Generell ist natürlich alles gewöhnungsbedürftig für mich. Mal gibt es keinen Strom (in meinem Zimmer saß ich bislang vier Abende komplett im Dunkeln), oft kein Internet, in der Schule kein fließend Wasser. Die Hygiene lässt zu wünschen übrig, immerhin essen die Kinder hier immer mit den Händen. Aber ich gewöhne mich tatsächlich daran, der Mensch ist anpassungsfähig. Auch die Fragen der Kinder sind nicht immer einfach zu beantworten. Von "Kannst du nicht meine Mama werden?" bis "Warum machen die Menschen einen Unterschied zwischen Weißen wie dir und Schwarzen wie uns?" ist alles dabei.

 

Wer nach Kenia kommt und die Welt retten möchte, der wird kläglich scheitern. Es sind einfach so viele Dinge, wo aus unserer deutschen Sicht anzusetzen wäre. Zum Beispiel lässt einfach jeder seinen Müll liegen, wo er gerade geht und steht. Vor allem entlang der Straßen in ärmeren Gegenden gibt es quasi durchgängig Müllhalden. Es stinkt und sieht einfach fürchterlich aus. Aber auch die Tierhaltung zum Beispiel ist grenzwertig. Da leben schonmal drei Kaninchen auf 50 Quadratzentimetern, und wenn die Kids sie herausholen, dann machen sie das, indem sie sie an den Ohren packen und herausziehen. Das tut schon beim Zusehen weh. Auch die Kühe, Schweine (im MMH haben wir Kühe, Schweine, Katzen, Kaninchen) und Ziegen sind sehr eingepfercht. Aber die Prioritäten liegen hier einfach anders, immerhin müssen die Kinder zuerst satt werden. Apropos satt werden: Es ist erstaunlich, wie viel Essen die Kinder in sich hinein stopfen, obwohl keines der Kinder dick ist. Ich esse meistens nicht einmal ein Fünftel von ihrer Portion und bin satt - und ich bin wahrlich kein schlechter Esser.

 

Am Mittwoch und Freitag war Besuch aus Deutschland hier, ein Pilot von Cargo, der Schulpate von meiner Schule ist . Das hatte für mich den Vorteil, dass ich an beiden Tagen ausschlafen konnte, weil er zunächst ins MMH kam, um sich nach dem Stand zu erkundigen und mit den Sozialarbeitern zu sprechen.
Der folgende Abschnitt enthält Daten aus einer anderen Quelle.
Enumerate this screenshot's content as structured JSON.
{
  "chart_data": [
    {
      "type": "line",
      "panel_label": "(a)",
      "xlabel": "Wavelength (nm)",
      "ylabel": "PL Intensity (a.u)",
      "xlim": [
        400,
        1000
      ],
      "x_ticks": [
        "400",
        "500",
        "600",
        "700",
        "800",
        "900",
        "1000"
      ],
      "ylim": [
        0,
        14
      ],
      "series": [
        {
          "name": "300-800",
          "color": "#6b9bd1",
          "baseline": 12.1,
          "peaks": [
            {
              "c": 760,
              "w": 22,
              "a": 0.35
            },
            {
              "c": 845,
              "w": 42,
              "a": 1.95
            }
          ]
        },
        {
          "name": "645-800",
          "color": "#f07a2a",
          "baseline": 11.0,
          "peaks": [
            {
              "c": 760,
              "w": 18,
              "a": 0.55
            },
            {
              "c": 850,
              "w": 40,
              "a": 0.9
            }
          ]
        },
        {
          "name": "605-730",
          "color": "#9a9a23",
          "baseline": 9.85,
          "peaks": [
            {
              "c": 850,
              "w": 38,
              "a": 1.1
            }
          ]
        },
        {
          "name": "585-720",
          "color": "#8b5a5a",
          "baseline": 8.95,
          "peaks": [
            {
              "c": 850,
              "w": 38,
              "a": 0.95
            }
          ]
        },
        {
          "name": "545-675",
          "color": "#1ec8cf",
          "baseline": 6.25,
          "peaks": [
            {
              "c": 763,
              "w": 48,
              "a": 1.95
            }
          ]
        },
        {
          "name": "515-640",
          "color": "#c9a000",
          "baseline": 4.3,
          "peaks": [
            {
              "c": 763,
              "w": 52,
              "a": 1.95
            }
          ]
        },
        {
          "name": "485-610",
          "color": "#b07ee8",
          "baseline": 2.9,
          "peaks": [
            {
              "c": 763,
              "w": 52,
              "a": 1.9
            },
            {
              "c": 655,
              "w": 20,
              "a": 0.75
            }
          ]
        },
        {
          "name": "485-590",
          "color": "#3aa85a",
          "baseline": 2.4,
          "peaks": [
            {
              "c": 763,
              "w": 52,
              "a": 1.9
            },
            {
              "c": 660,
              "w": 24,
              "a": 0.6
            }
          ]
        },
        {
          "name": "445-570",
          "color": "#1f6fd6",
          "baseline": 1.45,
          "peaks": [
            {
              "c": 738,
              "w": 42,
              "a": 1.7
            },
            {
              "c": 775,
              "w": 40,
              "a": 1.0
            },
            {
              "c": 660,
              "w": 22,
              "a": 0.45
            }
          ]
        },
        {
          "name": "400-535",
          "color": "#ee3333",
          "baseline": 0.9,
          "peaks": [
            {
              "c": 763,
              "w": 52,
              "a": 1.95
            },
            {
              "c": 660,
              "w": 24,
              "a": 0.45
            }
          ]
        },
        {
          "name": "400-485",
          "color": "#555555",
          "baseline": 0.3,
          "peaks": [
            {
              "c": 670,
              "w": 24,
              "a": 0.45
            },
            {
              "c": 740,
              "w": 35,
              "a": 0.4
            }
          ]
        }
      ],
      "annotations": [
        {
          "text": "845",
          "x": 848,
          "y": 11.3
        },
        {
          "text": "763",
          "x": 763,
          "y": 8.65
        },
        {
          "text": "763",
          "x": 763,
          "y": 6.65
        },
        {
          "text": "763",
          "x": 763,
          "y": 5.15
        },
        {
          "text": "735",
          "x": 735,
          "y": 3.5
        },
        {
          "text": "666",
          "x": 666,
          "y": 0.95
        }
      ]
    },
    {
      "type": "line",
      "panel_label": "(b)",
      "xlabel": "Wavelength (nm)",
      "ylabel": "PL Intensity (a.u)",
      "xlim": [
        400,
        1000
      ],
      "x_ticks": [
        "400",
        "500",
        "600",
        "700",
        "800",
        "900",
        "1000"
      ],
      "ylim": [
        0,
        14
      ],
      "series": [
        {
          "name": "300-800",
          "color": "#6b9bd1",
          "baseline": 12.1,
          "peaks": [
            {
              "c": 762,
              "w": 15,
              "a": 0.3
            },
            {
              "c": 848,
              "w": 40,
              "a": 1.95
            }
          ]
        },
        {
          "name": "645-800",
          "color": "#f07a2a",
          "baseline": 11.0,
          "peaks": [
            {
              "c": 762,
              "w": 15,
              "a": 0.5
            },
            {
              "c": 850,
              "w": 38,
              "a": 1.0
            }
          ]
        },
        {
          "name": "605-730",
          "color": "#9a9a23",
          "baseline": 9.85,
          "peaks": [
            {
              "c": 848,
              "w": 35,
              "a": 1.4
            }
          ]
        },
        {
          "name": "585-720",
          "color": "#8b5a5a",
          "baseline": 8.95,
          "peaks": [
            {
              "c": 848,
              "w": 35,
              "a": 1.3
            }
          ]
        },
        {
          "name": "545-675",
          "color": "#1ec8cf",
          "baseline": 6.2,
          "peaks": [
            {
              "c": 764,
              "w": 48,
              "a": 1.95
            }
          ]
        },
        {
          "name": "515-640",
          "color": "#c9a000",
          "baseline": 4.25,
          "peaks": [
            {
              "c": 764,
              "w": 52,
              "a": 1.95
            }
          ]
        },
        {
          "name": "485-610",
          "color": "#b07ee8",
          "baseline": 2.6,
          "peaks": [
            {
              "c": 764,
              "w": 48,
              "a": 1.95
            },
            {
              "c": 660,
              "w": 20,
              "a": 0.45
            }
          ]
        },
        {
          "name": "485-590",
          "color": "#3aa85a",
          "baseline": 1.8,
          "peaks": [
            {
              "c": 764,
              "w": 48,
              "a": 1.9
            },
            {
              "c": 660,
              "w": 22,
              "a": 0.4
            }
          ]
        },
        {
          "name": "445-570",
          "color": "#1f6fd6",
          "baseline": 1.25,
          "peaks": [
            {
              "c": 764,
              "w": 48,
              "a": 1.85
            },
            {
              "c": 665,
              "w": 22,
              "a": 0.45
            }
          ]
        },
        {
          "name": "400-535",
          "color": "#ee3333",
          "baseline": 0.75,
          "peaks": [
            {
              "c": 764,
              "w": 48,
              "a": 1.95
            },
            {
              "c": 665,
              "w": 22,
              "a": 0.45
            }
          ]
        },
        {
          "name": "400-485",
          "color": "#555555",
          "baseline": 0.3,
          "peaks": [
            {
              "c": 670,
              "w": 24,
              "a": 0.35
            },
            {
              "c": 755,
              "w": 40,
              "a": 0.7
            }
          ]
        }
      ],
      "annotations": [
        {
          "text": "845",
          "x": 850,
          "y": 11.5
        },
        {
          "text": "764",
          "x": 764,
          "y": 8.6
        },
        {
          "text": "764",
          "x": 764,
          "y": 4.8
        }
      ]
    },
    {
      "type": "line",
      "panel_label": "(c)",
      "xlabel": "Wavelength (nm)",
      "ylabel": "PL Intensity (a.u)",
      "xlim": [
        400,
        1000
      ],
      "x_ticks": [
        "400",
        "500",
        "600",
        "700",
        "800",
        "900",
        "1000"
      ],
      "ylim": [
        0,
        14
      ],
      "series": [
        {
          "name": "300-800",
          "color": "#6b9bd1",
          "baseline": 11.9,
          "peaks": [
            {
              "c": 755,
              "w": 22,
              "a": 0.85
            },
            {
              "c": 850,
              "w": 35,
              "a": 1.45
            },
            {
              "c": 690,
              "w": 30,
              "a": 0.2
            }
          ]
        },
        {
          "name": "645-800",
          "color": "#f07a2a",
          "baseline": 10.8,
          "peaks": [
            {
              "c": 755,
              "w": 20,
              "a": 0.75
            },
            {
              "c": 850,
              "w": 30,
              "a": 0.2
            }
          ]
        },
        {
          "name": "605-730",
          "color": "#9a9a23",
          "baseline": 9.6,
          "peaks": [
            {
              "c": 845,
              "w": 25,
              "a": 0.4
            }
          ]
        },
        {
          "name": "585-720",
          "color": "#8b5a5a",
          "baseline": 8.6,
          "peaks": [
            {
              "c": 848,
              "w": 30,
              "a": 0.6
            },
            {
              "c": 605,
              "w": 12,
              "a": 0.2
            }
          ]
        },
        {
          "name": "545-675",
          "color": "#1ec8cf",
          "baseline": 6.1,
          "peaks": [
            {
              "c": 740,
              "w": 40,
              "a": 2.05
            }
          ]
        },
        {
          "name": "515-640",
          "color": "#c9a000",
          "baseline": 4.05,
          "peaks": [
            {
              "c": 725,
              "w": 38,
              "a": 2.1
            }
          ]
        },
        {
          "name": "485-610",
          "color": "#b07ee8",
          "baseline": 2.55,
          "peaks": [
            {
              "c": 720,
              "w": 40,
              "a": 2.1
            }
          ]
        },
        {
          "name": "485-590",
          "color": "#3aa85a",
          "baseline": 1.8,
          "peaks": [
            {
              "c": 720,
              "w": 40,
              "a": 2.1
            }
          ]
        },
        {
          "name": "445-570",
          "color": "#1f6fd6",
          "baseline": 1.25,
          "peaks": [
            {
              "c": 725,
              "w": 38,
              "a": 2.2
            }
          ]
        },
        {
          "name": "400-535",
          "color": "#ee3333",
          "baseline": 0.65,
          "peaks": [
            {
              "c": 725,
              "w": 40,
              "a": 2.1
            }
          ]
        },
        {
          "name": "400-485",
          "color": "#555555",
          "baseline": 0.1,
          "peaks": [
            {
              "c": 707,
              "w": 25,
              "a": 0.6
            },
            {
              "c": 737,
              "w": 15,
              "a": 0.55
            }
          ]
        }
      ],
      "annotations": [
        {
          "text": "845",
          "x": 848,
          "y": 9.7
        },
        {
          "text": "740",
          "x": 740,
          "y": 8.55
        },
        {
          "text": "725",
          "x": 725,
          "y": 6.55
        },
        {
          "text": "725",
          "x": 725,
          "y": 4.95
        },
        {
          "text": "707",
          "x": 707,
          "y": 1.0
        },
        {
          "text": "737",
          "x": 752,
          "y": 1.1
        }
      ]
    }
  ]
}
Danach fuhren wir jeweils zusammen zur Caroline School, er hat sich den aktuellen Stand dort angeschaut und dann auch gesehen, was ich dort so arbeite. Am Mittwoch fuhren wir danach zusammen ins Einkaufszentrum Village Market in Nairobi, damit ich endlich mobil unterwegs bin in Kenia. Und da gab es für mich tatsächlich das erste Mal etwas Frisches zu essen, der Salat war herrlich!

 

Am Freitag waren der Pilot und ich schließlich bei seinem Patenkind nach Hause eingeladen. Ian ist Drittklässler und wohnt mit seiner Mutter, seinen drei Geschwistern und seinem Cousin (dessen Mutter, die Schwester von Ians Mutter, starb) in einer Wellblechhütte im Nirgendwo, die Hütte ist etwa zehn Quadratmeter groß. Es gibt nur ein Bett, dort schläft die Mutter mit den zwei Jüngsten. Die drei älteren haben Schlafsäcke und nächtigen auf dem Boden. Es gibt fließend Wasser, allerdings ist das nur ein Wasserhahn, der auf dem Nachbargelände steht - und 40 Leute versorgt. Strom gibt es nicht mehr, weil Ians Mutter ihre Arbeit verloren hat und die Stromrechnung nicht mehr zahlen konnte. Wir waren zunächst zusammen in einem "Supermarkt", der wenig mit den großen, modernen Märkten zu tun hat, die es hier auch gibt. Es war eine Wellblechhütte, in der es super eng war und es wichtige Sachen wie Hygieneartikel, Reis und Brot gab. Im Vergleich zu meinem Einkauf am Mittwoch war es hier natürlich super günstig. Dirk und ich hielten uns etwa eine Stunde bei Ians Familie auf, wir spielten Fußball und unterhielten uns. Es war vor allem für mich sehr eindrücklich, weil es mich doch noch einmal geerdet hat. Ich wusste, dass es sowas gibt - und ich weiß, dass es noch viel schlimmer geht, immerhin haben alle Geschwister von Ian einen Schulpaten, der ihnen die Schulgebühr bezahlt. Aber es ist dennoch schlimm anzusehen. Dabei ist es für die Menschen hier natürlich völlig normal. Über die Familie von Ian habe ich auch einen Beitrag im Lufthansa Mitarbeiter Magazin geschrieben.

 

Am Samstag begann mein zweites Projekt, wegen dem ich hier bin: Ich habe im Jugendzentrum John-Kaheni-Residence in Kiambu einen Social-Media-Workshop begonnen. Der Sozialarbeiter aus dem MMH hat mich begleitet, denn wir sind zusammen Matatu gefahren. Das ist gar nicht so einfach, weil alles kreuz und quer geht und sehr chaotisch ist. In dem Elfsitzer fanden bis zu 17 Menschen Platz, das war schon abenteuerlich. Ingesamt mussten wir viermal umsteigen - mal sehen, ob ich das in zwei Wochen hinbekomme, ohne irgendwo im Nirgendwo zu landen. Der Workshop lief sehr gut, die Jugendlichen haben mitgearbeitet und danach gab es sogar ein gutes Mittagessen: Spaghetti mit Spinat und Tomatensalat. Ich unterhielt mich noch ein wenig mit ein paar der Mädchen über Medien im Allgemeinen, aber auch über ihr Leben, während ich wartete, abgeholt zu werden. "Ich verstehe nicht, warum von außen so oft gedacht wird, ein Waisenhaus sei schlimm. Ich hatte Dutzende Schwester und Brüder, das war toll", hat ein Mädchen gesagt. Ja, vielleicht sollten wir unsere Sichtweise verändern.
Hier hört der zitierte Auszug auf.